The Spencers held the event to promote organic, sustainable eating and served only locally grown food from their farm. “Well, the olive oil isn’t ours, and we used some salt and pepper, but the rest is completely local,” Bill said.
After his introduction, and to the delight of the audience, the Ditty Bops started their set. Spunky from the start, Abby DeWald (on guitar) and Amanda Barrett (on mandolin) take the stage backed by a small folk band. “I’m still tuning my guitar, and I have chili in my teeth,” Barrett said as she smiled at her captivated audience.
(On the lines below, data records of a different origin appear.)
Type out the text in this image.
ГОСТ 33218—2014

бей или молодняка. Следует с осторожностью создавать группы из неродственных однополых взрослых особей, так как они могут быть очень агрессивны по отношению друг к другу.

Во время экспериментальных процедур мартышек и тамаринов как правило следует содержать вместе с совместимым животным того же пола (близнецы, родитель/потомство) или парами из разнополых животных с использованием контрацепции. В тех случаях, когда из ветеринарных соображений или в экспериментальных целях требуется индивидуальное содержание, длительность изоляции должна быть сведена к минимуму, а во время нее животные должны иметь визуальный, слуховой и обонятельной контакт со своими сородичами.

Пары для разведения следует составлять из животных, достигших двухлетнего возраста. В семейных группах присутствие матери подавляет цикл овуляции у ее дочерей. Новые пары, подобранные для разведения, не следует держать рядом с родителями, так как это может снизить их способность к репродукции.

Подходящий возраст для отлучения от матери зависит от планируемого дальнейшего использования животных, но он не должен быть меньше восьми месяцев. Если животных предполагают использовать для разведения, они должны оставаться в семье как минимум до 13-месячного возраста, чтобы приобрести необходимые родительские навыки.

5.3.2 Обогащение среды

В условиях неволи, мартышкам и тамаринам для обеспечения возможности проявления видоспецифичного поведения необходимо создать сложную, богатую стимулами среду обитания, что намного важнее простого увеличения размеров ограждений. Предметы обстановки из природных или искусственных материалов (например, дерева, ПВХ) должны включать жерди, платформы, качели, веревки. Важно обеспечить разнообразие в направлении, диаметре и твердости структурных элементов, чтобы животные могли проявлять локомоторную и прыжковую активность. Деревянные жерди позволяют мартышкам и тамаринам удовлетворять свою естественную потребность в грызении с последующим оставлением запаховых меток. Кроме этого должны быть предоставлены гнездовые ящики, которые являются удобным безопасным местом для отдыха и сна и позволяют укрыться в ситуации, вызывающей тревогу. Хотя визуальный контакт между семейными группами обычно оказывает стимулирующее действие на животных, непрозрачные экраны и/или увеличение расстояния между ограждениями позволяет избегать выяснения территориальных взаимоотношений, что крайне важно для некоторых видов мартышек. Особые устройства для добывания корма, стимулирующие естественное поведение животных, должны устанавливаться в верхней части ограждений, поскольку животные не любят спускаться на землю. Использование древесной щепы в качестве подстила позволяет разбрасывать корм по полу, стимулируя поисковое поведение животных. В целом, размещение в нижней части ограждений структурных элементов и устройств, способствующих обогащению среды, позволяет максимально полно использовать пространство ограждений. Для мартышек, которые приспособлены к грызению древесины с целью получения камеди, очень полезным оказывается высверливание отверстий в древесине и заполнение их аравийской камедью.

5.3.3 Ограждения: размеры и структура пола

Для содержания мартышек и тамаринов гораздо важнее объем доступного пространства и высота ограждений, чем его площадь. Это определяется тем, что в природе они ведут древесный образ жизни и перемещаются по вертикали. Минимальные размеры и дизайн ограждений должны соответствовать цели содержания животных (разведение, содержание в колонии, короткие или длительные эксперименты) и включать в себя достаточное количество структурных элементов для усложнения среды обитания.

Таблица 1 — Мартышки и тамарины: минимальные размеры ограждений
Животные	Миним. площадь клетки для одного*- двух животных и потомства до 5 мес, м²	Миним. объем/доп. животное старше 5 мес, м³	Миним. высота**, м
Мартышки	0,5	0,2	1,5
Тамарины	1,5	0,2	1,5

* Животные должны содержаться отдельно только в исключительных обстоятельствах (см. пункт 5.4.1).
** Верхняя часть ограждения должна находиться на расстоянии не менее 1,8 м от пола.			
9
The girls set the tone for their show when, during the first song, Barrett stepped into the audience and asked if anyone would be willing to dance backup. When one man nervously obliged, she deemed him “Eduardo the Brave Dancer,” and the man surprised even the band by showing off his solo moves throughout the entire song.
As twilight fell on the farm, the folksy songs intertwined with the girls’ melodic voices and their audience seemed in a trance. “I so enjoy hearing the sheep,” Barrett said as they launched into a sweet tune called, “Counting Sheep Until the Cows Come Home.”
DeWald and Barrett, who are currently on a summer farm tour from Los Angeles to New York City, are very environmentally conscious. They’ve started a nonprofit organization called “You and I Save the World” and are currently trying to encourage using re-usable bags at grocery stores.
“I don’t know about you guys, but I’m really looking forward to global warming. You too? This is a song for you,” DeWald said casually as they began their song “Waking Up in the City.”
There was never a dull moment during the show. The Ditty Bops brought out a puppet made of cups to dance amongst the audience during “Your Head’s Too Big” and pulled audience members up to participate in songs, while Barrett kept introducing new instruments, including a washboard and several toy noisemakers.
“It’s fun to play with the audience. It gets their attention, because they could be next,” Barrett said. The playful duo seemed to put the crowd into a strange mood, introspective yet lighthearted.
Nutrition senior Hannah Espedal had heard of the band and their cause before the event. “I just thought this whole event was really cool,” Espedal said. “Not only do I love the Ditty Bops, but the fact that they’re doing this sustainable farming tour is amazing because that is something that is also close to my heart.”
After the event, the Ditty Bops signed autographs, chatted with guests and sold merchandise, including their brand new 2008 “Bikini Calendar,” which would contradict their old-fashioned vibe if it were a typical bikini calendar. The calendar features images of the duo in retro bikinis and cleverly parodies the standard idea of such a calendar. After seeing their show, it is perfectly suitable.
“We’re just staying out in the field tonight,” Barrett said once the crowd subsided. “We have sleeping bags.”
The band, who met the Spencers at a farmers’ market in Santa Monica, planted lettuce and herbs they bought from the couple in a portable garden in their van. “It’s great to come and see where it’s all growing,” Barrett said. “We’ve wanted to come here for a long time.”
The Ditty Bops were off to Concord the next morning to continue their tour and aim to end with a performance at New York City’s Farm Aid on Sept. 9.